DIGGING TOGETHER: Joyce Hogi of Friends of 4 Parks Alliance watches fellow volunteers plant daffodil bulbs in the 161st Street medians at the event she helped organize. (Photos by Monique Mulima)

BRONX — As Joyce Hogi walks down the Grand Concourse on a Saturday morning, she is stopped along the way by people who know her from around the neighborhood where she has lived most of her life.

One is a young man she has seen grow up, another is a woman whose husband does community work with Hogi. Some affectionately call her “Ms. Joyce” as they greet her.

Hogi, 78, is on her way to a planting event for the Friends of 4 Parks Alliance, a local group she helped found.

“I’m a community activist,” says Hogi, who has lived in the Concourse and Highbridge sections for more than 40 years. “I like being involved in the community where I live to make it look nice.”

Friends of 4 Parks was created five years ago by Bronxites who saw hat four parks in Concourse and HighbridgeJoyce Kilmer, Franz Sigel, Macombs Dam and Mullaly—were not being maintained well.

The alliance, which organizes cleanups, educational programming and plantings, relies on individual donations and grants. In September, it received a $3,000 grant from the City Parks Foundation’s NYC Green Relief & Recovery Fund.

Hogi, who is on the Friends board, retired in 2015 from her job as a secretary at a Catholic boys school just down the street from her 161st Street apartment.

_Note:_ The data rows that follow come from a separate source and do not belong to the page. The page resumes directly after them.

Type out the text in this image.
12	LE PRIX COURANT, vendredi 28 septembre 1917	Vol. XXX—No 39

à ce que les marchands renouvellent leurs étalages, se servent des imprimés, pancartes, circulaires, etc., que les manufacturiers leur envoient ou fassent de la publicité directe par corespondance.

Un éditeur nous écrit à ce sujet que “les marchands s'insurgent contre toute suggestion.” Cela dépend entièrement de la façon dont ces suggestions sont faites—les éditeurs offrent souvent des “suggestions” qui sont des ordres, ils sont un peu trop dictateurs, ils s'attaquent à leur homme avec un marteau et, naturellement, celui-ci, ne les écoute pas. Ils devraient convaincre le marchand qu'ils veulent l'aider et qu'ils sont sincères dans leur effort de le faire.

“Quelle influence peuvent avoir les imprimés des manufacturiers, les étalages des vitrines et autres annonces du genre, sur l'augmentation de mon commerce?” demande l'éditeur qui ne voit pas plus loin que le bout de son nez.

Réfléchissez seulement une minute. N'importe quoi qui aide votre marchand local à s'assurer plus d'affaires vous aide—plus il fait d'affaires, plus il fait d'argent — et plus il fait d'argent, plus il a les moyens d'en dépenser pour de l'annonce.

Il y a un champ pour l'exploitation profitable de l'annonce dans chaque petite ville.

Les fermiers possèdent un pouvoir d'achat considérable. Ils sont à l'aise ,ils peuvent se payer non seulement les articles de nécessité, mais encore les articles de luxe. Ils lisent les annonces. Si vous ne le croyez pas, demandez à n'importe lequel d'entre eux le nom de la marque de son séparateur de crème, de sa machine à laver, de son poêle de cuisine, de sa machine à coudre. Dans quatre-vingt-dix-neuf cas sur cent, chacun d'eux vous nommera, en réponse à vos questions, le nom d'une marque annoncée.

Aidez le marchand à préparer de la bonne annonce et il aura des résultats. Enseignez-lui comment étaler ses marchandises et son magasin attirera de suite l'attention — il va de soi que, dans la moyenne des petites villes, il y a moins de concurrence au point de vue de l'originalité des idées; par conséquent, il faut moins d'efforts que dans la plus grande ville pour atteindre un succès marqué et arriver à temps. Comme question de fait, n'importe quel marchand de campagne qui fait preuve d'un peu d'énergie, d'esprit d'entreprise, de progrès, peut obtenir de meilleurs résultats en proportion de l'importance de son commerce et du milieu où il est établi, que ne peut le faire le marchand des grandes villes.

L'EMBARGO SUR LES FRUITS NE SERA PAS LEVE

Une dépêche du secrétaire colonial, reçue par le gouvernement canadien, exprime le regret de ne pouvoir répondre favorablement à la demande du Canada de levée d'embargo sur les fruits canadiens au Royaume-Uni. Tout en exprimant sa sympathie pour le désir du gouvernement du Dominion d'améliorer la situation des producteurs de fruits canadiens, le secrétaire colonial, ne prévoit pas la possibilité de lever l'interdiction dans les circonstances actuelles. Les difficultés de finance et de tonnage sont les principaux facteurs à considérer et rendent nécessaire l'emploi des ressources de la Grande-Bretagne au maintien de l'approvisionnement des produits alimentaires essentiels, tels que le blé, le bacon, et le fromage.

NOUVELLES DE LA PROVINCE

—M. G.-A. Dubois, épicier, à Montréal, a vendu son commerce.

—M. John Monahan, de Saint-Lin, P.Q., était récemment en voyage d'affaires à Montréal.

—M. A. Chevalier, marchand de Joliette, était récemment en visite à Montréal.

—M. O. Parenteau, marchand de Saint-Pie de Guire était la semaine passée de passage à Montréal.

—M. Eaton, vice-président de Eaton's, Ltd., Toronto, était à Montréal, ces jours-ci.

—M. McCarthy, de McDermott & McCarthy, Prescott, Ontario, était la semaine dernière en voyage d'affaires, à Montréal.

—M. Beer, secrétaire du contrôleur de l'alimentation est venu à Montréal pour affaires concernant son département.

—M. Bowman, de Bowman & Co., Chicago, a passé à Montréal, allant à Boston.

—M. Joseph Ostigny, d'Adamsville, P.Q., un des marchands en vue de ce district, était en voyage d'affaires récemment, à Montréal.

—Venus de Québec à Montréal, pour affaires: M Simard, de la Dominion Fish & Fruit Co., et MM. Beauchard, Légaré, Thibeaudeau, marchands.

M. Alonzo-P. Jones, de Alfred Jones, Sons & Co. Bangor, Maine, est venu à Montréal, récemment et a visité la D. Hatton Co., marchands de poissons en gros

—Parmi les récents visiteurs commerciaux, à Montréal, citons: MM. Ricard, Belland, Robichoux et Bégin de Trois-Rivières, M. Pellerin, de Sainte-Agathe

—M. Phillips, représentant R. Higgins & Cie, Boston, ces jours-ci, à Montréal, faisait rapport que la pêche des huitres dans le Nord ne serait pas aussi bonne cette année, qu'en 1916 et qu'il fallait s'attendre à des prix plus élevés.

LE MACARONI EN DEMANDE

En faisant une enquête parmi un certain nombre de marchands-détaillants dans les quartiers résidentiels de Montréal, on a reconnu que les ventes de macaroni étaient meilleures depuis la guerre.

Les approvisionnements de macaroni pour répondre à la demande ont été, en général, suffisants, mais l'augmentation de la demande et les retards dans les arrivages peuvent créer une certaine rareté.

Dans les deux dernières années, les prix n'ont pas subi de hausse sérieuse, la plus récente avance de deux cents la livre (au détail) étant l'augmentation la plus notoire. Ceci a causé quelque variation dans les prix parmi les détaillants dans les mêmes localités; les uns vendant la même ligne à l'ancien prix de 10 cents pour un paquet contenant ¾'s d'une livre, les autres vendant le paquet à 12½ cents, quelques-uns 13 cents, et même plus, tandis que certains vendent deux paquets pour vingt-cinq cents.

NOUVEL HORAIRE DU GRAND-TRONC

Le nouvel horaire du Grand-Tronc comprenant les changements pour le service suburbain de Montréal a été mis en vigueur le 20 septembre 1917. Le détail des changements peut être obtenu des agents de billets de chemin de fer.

She is also a board member for the Bronx Council for Environmental Quality and a Bronx Museum trustee. 

“I keep busier than I want to be,” she says.

“I ordered this weather just for us,” says Joyce Hogi, left, with volunteers, elected officials and advocates at The Daffodil Project event carried put by the Friends of 4 Parks Alliance and New Yorkers for Parks.

“We want a profusion of blooms”

For Friends of 4 Parks, Hogi helps coordinate events such as the group’s participation in The Daffodil Project, the citywide plantings organized by the nonprofit New Yorkers for Parks

Sunny weather make the fall event feel more like spring as volunteers plant daffodil bulbs around the trees in the medians on 161st Street.

“I ordered this weather just for us,” Hogi says.

Flowers will bloom across the city in spring as part of the largest living memorial to 9/11 victims. 

“It will be beautiful,” says Hogi. “We want a profusion of blooms.”

Hogi carries a clipboard to check in more than a dozen volunteers and hands out masks to people who needed them. They are joined by  representatives from Black Lives Matter New York, Assemb. Amanda Septimo (D-Bronx) and Bronx Borough President-elect Vanessa Gibson.

This is Hogi’s first in-person event since the start of the pandemic. “I lean more towards programming than cleaning,” says Hogi, who was director of events operations for the American Kennel Club for 14 years.

The Friends of 4 Parks Alliance cleanup events draw as many as 40 volunteers, Hogi says. Groups like the alliance are crucial to the fight to maintain, improve and get funding for green spaces, says Sherrise Palomino, director of advocacy programs at New Yorkers for Parks, who was co-hosting the daffodil event.

“The goal is to get 1% of funding from the New York City budget,” she says. “Currently the funding is half of 1%.”

In 2020, the cash-strapped city reduced parks funding by $84 million. That funding has since been restored to about $620 million of the city’s almost $100 billion budget—still far short of the $1 billion advocates say would be adequate. 

Raising the parks budget would also reduce the need for communities to rely on the goodwill of volunteers.

Helping hands

After all of the bulbs are planted and the volunteers pose for group photos, several ask Hogi if they can help her carry her tools and a few leftover boxes of granola bars. She eventually gives in and lets one push her shopping cart back to her building.

Next spring, the Friends hope to resume yoga and other events in the parks next year. Hogi is most excited about the possible return of the summer Thursdays jazz performance series in Franz Sigel Park.

 “They were my favorite,” she says. “Those have been very nice.”